Among the several objects and features of the present invention may be noted the provision of a pneumatic ratchet drive wrench which reduces the number and complexity of wrench components; the provision of such a wrench which decreases the wear exhibited on expensive or difficult to replace components; the provision of such a wrench which allows for a smaller overall wrench size for access into small spaces; the provision of such a wrench which allows for more relaxed tolerances for wrench components; and the provision of such a wrench which may be manufactured inexpensively.
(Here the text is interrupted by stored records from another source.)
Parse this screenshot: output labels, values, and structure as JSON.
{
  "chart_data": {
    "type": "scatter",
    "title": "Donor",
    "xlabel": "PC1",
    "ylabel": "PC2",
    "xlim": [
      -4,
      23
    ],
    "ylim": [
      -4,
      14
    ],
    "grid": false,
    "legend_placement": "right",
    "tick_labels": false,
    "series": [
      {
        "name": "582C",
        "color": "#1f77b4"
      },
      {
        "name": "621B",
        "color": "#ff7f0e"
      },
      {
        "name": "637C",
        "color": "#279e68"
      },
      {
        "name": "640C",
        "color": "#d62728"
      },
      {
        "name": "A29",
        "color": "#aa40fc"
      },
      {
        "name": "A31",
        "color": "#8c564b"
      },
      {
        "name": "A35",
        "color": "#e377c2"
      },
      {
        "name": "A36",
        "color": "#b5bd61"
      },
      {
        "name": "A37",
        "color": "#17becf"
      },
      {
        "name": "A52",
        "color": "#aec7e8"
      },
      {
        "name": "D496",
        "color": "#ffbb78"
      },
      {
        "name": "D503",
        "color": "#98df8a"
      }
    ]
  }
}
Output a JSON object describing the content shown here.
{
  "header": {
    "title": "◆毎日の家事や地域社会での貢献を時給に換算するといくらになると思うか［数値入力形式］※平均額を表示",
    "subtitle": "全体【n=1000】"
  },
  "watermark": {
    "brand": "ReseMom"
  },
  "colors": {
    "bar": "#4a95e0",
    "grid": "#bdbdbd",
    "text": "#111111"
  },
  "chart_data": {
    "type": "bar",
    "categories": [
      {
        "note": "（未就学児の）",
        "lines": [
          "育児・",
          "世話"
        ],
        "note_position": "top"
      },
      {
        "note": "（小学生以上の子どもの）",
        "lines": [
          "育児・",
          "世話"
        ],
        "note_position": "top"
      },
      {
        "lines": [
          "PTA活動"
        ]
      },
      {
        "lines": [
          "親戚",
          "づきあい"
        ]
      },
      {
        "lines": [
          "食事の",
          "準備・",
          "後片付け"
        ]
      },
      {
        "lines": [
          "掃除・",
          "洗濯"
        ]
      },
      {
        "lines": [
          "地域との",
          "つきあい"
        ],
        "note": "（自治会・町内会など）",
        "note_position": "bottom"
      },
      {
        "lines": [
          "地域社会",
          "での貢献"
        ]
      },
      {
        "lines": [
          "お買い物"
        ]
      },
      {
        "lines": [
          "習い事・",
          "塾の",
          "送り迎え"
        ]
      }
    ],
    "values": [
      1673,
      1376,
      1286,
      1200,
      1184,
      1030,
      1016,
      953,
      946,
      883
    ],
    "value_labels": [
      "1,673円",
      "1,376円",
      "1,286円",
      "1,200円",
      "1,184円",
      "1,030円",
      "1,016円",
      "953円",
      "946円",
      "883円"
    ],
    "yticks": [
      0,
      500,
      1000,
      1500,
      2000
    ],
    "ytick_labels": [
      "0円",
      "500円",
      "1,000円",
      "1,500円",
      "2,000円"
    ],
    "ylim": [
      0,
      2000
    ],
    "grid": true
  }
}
Generally, a pneumatic ratchet drive wrench of the present invention comprises a housing. An air inlet is supported by the housing. The inlet is sized and shaped for connection to a source of pressurized air. An air motor is disposed in the housing and is in fluid communication with the air inlet for receiving pressurized air. The motor includes a rotatable drive shaft that rotates when pressurized air passes through the motor. A rocker is disposed pivotably within the housing and is operatively connected to the drive shaft so that rotation of the drive shaft induces oscillation of the rocker. At least one pawl is pivotably attached to the rocker. An output member has teeth and is mounted in the housing for rotation about its longitudinal axis. The output member projects from the housing for transmitting torque to an object. The at least one pawl is shaped and sized for engagement with the output member teeth to turn the output member. At least one spring is supported in the housing for biasing the at least one pawl against the teeth. The at least one spring is shaped and sized for restraining the output member from rotation opposite the rotation induced by the pawl.
In another aspect of the present invention, a pneumatic ratchet drive wrench comprises a housing, an air inlet, an air motor and a rocker generally as set forth above. The wrench further comprises at least two pawls pivotably attached to the rocker and an output member having teeth. The output member is mounted in the housing for rotation about its longitudinal axis and projects from the housing for transmitting torque to an object. The pawls are shaped and sized for alternate engagement with the output member teeth to turn the output member. At least one spring is supported in the housing for biasing at least one of the at least two pawls against the teeth. The at least one spring is shaped and sized for restraining the output member from rotation opposite the rotation induced by the at least one pawl. The spring includes a pawl-engaging portion, engaging the pawl and biasing the pawl against the teeth, a stop portion, engagable with the teeth to restrain the output member from rotation in a direction opposite that induced by the pawi, and a coil portion, formed to independently bias the pawl-engaging portion and the stop portion. The coil portion comprises a pawl coil for biasing the pawl-engaging portion and a stop coil for biasing the stop portion. The stop portion and teeth are shaped and arranged in the housing so that upon rotation of the output member in the direction induced by the pawl, the teeth push the stop portion outwardly from the output member to permit rotation. Upon rotation of the output member in the opposite direction, the stop portion engages the teeth to block the opposite rotation.
Other objects and features will be in part apparent and in part pointed out hereinafter.